A los 28 años, a una década de mi acumulación, me vi obligado a mirar a mi alrededor todo lo que me rodeaba. Estaba en todas partes. Mi casa estaba llena de cosas que había comprado en un intento de encontrar la felicidad. Cada artículo había traído consigo una pizca de emoción en la línea de salida, pero la emoción siempre disminuyó poco después de cada compra, y para cuando llegaron los estados de cuenta de la tarjeta de crédito, me sentí abrumado por la culpa, un tipo extraño de remordimiento del comprador. Y así lo hacía todo de nuevo, empapándome en la espuma del consumo-espuma, enjuague, repetición-en busca de algo que se asemejara a la felicidad, un concepto esquivo que se alejaba cada vez más cuanto más lo perseguía.

Finalmente, la felicidad era solo una mota en el horizonte, muy lejos en la distancia.

Resulta que había estado corriendo tan rápido como pude en la dirección equivocada. Oops. La cosa no estaba haciendo su trabajo; no me estaba haciendo feliz. De hecho, lo contrario era cierto: en lugar de felicidad, me enfrentaba al estrés, el descontento y la ansiedad. Y una deuda enorme y paralizante. Y, eventualmente, depresión. Ya no tenía tiempo para una vida fuera del trabajo, a menudo trabajaba 70-80 a la semana solo para pagar las cosas que no me hacían feliz. No tenía tiempo para nada de lo que quería hacer: no tenía tiempo para escribir, no tenía tiempo para leer, no tenía tiempo para relajarme, no tenía tiempo para mis relaciones más cercanas. Ni siquiera tuve tiempo para tomar una taza de café con un amigo, para escuchar sus historias. Me di cuenta de que no controlaba mi tiempo, y por lo tanto no controlaba mi propia vida. Fue una realización impactante.

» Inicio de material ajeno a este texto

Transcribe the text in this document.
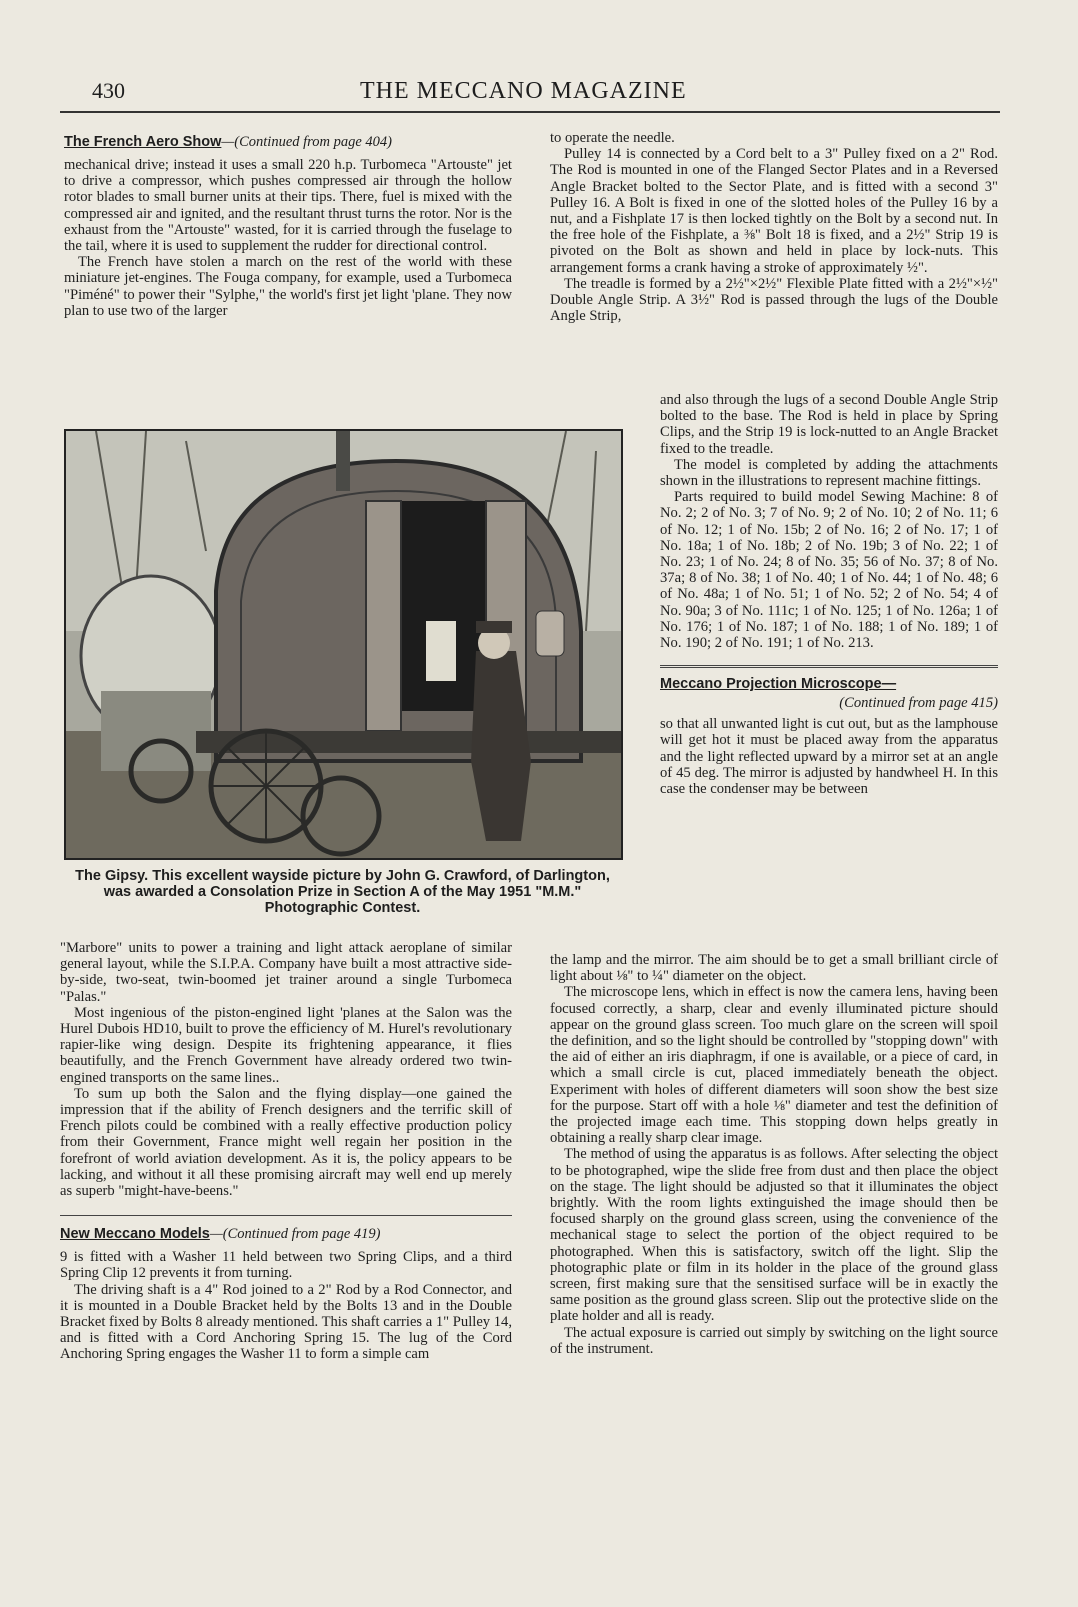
430	THE MECCANO MAGAZINE
The French Aero Show—(Continued from page 404)

mechanical drive; instead it uses a small 220 h.p. Turbomeca "Artouste" jet to drive a compressor, which pushes compressed air through the hollow rotor blades to small burner units at their tips. There, fuel is mixed with the compressed air and ignited, and the resultant thrust turns the rotor. Nor is the exhaust from the "Artouste" wasted, for it is carried through the fuselage to the tail, where it is used to supplement the rudder for directional control.

The French have stolen a march on the rest of the world with these miniature jet-engines. The Fouga company, for example, used a Turbomeca "Piméné" to power their "Sylphe," the world's first jet light 'plane. They now plan to use two of the larger

The Gipsy. This excellent wayside picture by John G. Crawford, of Darlington, was awarded a Consolation Prize in Section A of the May 1951 "M.M." Photographic Contest.

"Marbore" units to power a training and light attack aeroplane of similar general layout, while the S.I.P.A. Company have built a most attractive side-by-side, two-seat, twin-boomed jet trainer around a single Turbomeca "Palas."

Most ingenious of the piston-engined light 'planes at the Salon was the Hurel Dubois HD10, built to prove the efficiency of M. Hurel's revolutionary rapier-like wing design. Despite its frightening appearance, it flies beautifully, and the French Government have already ordered two twin-engined transports on the same lines..

To sum up both the Salon and the flying display—one gained the impression that if the ability of French designers and the terrific skill of French pilots could be combined with a really effective production policy from their Government, France might well regain her position in the forefront of world aviation development. As it is, the policy appears to be lacking, and without it all these promising aircraft may well end up merely as superb "might-have-beens."

New Meccano Models—(Continued from page 419)

9 is fitted with a Washer 11 held between two Spring Clips, and a third Spring Clip 12 prevents it from turning.

The driving shaft is a 4" Rod joined to a 2" Rod by a Rod Connector, and it is mounted in a Double Bracket held by the Bolts 13 and in the Double Bracket fixed by Bolts 8 already mentioned. This shaft carries a 1" Pulley 14, and is fitted with a Cord Anchoring Spring 15. The lug of the Cord Anchoring Spring engages the Washer 11 to form a simple cam

to operate the needle.

Pulley 14 is connected by a Cord belt to a 3" Pulley fixed on a 2" Rod. The Rod is mounted in one of the Flanged Sector Plates and in a Reversed Angle Bracket bolted to the Sector Plate, and is fitted with a second 3" Pulley 16. A Bolt is fixed in one of the slotted holes of the Pulley 16 by a nut, and a Fishplate 17 is then locked tightly on the Bolt by a second nut. In the free hole of the Fishplate, a ⅜" Bolt 18 is fixed, and a 2½" Strip 19 is pivoted on the Bolt as shown and held in place by lock-nuts. This arrangement forms a crank having a stroke of approximately ½".

The treadle is formed by a 2½"×2½" Flexible Plate fitted with a 2½"×½" Double Angle Strip. A 3½" Rod is passed through the lugs of the Double Angle Strip,

and also through the lugs of a second Double Angle Strip bolted to the base. The Rod is held in place by Spring Clips, and the Strip 19 is lock-nutted to an Angle Bracket fixed to the treadle.

The model is completed by adding the attachments shown in the illustrations to represent machine fittings.

Parts required to build model Sewing Machine: 8 of No. 2; 2 of No. 3; 7 of No. 9; 2 of No. 10; 2 of No. 11; 6 of No. 12; 1 of No. 15b; 2 of No. 16; 2 of No. 17; 1 of No. 18a; 1 of No. 18b; 2 of No. 19b; 3 of No. 22; 1 of No. 23; 1 of No. 24; 8 of No. 35; 56 of No. 37; 8 of No. 37a; 8 of No. 38; 1 of No. 40; 1 of No. 44; 1 of No. 48; 6 of No. 48a; 1 of No. 51; 1 of No. 52; 2 of No. 54; 4 of No. 90a; 3 of No. 111c; 1 of No. 125; 1 of No. 126a; 1 of No. 176; 1 of No. 187; 1 of No. 188; 1 of No. 189; 1 of No. 190; 2 of No. 191; 1 of No. 213.

Meccano Projection Microscope—
(Continued from page 415)

so that all unwanted light is cut out, but as the lamphouse will get hot it must be placed away from the apparatus and the light reflected upward by a mirror set at an angle of 45 deg. The mirror is adjusted by handwheel H. In this case the condenser may be between

the lamp and the mirror. The aim should be to get a small brilliant circle of light about ⅛" to ¼" diameter on the object.

The microscope lens, which in effect is now the camera lens, having been focused correctly, a sharp, clear and evenly illuminated picture should appear on the ground glass screen. Too much glare on the screen will spoil the definition, and so the light should be controlled by "stopping down" with the aid of either an iris diaphragm, if one is available, or a piece of card, in which a small circle is cut, placed immediately beneath the object. Experiment with holes of different diameters will soon show the best size for the purpose. Start off with a hole ⅛" diameter and test the definition of the projected image each time. This stopping down helps greatly in obtaining a really sharp clear image.

The method of using the apparatus is as follows. After selecting the object to be photographed, wipe the slide free from dust and then place the object on the stage. The light should be adjusted so that it illuminates the object brightly. With the room lights extinguished the image should then be focused sharply on the ground glass screen, using the convenience of the mechanical stage to select the portion of the object required to be photographed. When this is satisfactory, switch off the light. Slip the photographic plate or film in its holder in the place of the ground glass screen, first making sure that the sensitised surface will be in exactly the same position as the ground glass screen. Slip out the protective slide on the plate holder and all is ready.

The actual exposure is carried out simply by switching on the light source of the instrument.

Lo que hice con esa revelación, sin embargo, es mucho más importante que la revelación misma. Frente a la epifanía, me di la vuelta y comencé a caminar, no a correr, en la dirección correcta. Pasé dos años viviendo bajo nuevos estándares de gasto, a lo que me refiero como mi Plan de Comidas de Fideos Ramen, recortando todos mis deseos y gustos no esenciales en el camino: Vendí la casa grande (con una pérdida significativa después del accidente) y me mudé a un apartamento pequeño; pagué mi auto y seguí conduciendo sin considerar uno nuevo; corté las tarjetas de crédito y comencé a pagar todo con efectivo; y compré solo las cosas que necesitaba. Al final, descubrí que necesitaba mucho menos de lo que pensaba. Por primera vez en mi vida, pude ver la felicidad cada vez más cerca a medida que me alejaba de las cosas y hacia la felicidad real. Mis amigos y familiares también empezaron a notar mi cambio de conducta. Con el tiempo, la vida era más tranquila, menos estresada, más simple.

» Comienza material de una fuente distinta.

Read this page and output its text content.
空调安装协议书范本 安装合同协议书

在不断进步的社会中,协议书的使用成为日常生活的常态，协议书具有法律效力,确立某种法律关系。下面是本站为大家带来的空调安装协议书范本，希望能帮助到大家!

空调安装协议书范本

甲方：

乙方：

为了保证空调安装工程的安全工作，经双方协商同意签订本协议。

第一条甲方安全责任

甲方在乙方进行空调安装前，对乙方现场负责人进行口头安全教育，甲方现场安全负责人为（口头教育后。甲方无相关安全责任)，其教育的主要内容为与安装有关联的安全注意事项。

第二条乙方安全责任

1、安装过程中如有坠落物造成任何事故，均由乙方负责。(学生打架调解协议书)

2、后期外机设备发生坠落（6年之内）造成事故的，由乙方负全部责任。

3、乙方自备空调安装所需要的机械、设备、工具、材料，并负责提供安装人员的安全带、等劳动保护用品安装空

Pasé tiempo pagando deudas, de forma incremental, mes a mes, factura a factura, deshaciéndome de todo lo superfluo para poder estar menos atado a mis ingresos, menos atado a un trabajo que se comía todo mi tiempo. Sin embargo, no me levanté y dejé mi trabajo. Eso habría sido estúpido. En cambio, fue un largo camino. Me tomó dos años enfocados en eliminar el 80% de mi deuda, y después de dejar mi carrera a medida que me acercaba a los 30 años, tomé un recorte salarial considerable, pero todavía me concentré en pagar la deuda, pasando dos años golpeando el 20% restante, sin perder de vista la libertad que se escondía detrás de ella.

Hoy estoy sentado en una mesa junto a la ventana, bebiendo un Americano que pagué con dinero en efectivo, hojeando páginas del Missoulian (también pagado con dinero en efectivo). Miro hacia arriba de las páginas periódicamente, viendo las calles blancas envueltas por más blanco. Es como lo opuesto a una película de Hitchcock, toda esperanza y promesa, una hermosa limpieza. Finalmente veo a Ryan entrar en las puertas de la cafetería, con una enorme y tonta sonrisa en su cara, con nieve en las cejas, su cabello indómito. Parece que tiene una buena historia que contar. Estoy esperando oírlo. Tengo tiempo.

«Libre de deudas» es un extracto de Todo lo que queda.